Do not wait for the full LLM response before starting TTS. Buffer LLM tokens until a sentence boundary, then synthesise immediately. This is what makes the conversation feel responsive rather than batched.

void OnLLMToken(string cumulativeText)
{
    int boundary = LastIndexOfTerminator(cumulativeText, _emittedThroughOffset);
    if (boundary >= _emittedThroughOffset + 8)
    {
        string sentence = cumulativeText.Substring(_emittedThroughOffset, boundary + 1 - _emittedThroughOffset);
        _emittedThroughOffset = boundary + 1;
        ttsEngine.SpeakAsync(sentence);   // Kokoro ONNX
    }
}

Cumulative, not delta

LLMUnity's LLMAgent.Chat first callback receives the cumulative assembled response so far, not per-token deltas. Sauti's sentence-boundary loop tracks an _emittedThroughOffset cursor into the cumulative string and only emits sentences past that cursor. See experiments/03-llm-chat/LlmChat.cs and experiments/05-full-voice-loop/FullVoiceLoop.cs for the verified pattern.
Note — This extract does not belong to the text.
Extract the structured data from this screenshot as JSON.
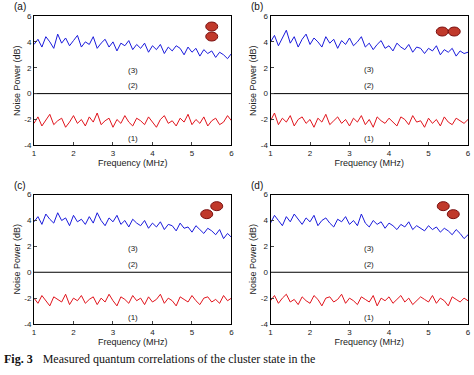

Target latency (user speaks to hears first word):

  • PC / Mac: 1.5–2 s
  • Quest: 3–5 s

LLM prompt rules for voice

Every system prompt must include the four behavioural rules:

- Respond only in plain spoken English sentences.
- No markdown, asterisks, bullet points, headers, or lists.
- Keep every response under 40 words.
- Speak as if in a live conversation.

LLM output feeds directly into Kokoro TTS — markdown or list syntax becomes spoken garbage. See Voice prompt rules for the full rule set, the per-model /no_think table, and the assembled string from Sauti's reference scaffold.


Hard constraints

  • Language: English only. Whisper language is fixed to "en" in WhisperManager. Other languages are out of scope for v1.0.
  • Models are read-only, static files. Never retrained or updated at runtime.
  • RAG knowledge base is read-only at runtime. Rebuild offline via the Editor tool.
  • Temporary memory is session-scoped. Call TemporaryMemory.Clear() on scene unload.
  • Conversation history is session-scoped. Call llmAgent.ClearHistory() on session end.
  • No internet required or used. Ever.
  • No user audio or conversation data leaves the device.
  • The two runtimes share no memory and no GPU context. Only string flows across the C# boundary.
  • Android: load models from Application.persistentDataPath (copy from StreamingAssets on first launch).

Where to go next

  • Dive into the memory layers

    The three layers, what they store, how they trim, and how to wire all three into a single prompt.

    -> Memory layers

  • Extend Sauti

    Write your own ISautiRagBackend, swap MiniLM for a smaller embedder, or author a custom prompt assembler.

    -> Extending Sauti

  • API reference

    Every public class and method in the Sauti.* namespaces, with line-number links to source.

    -> API reference

  • Try the experiments

    Six runnable scenes that demonstrate each pipeline stage in isolation, then composed.

    -> Experiments


  1. v1.2 status: Quest LLM falls back to Qwen3-1.7B. Gemma3-1B Q4_K_M was the spec's intended Quest pick (smaller footprint, ~0.7 GB) but is deferred to post-v1.2 — Gemma's non-SPDX Terms of Use require manual Hugging Face acceptance. v1.2 Quest builds ship Qwen3-1.7B-Q5_K_M (~1.26 GB); on a Quest 3's 8 GB RAM, headroom is tight but functional. Future releases can re-introduce Gemma3 by flipping its manifest entry from status: deferred to status: ready after the TOS is accepted.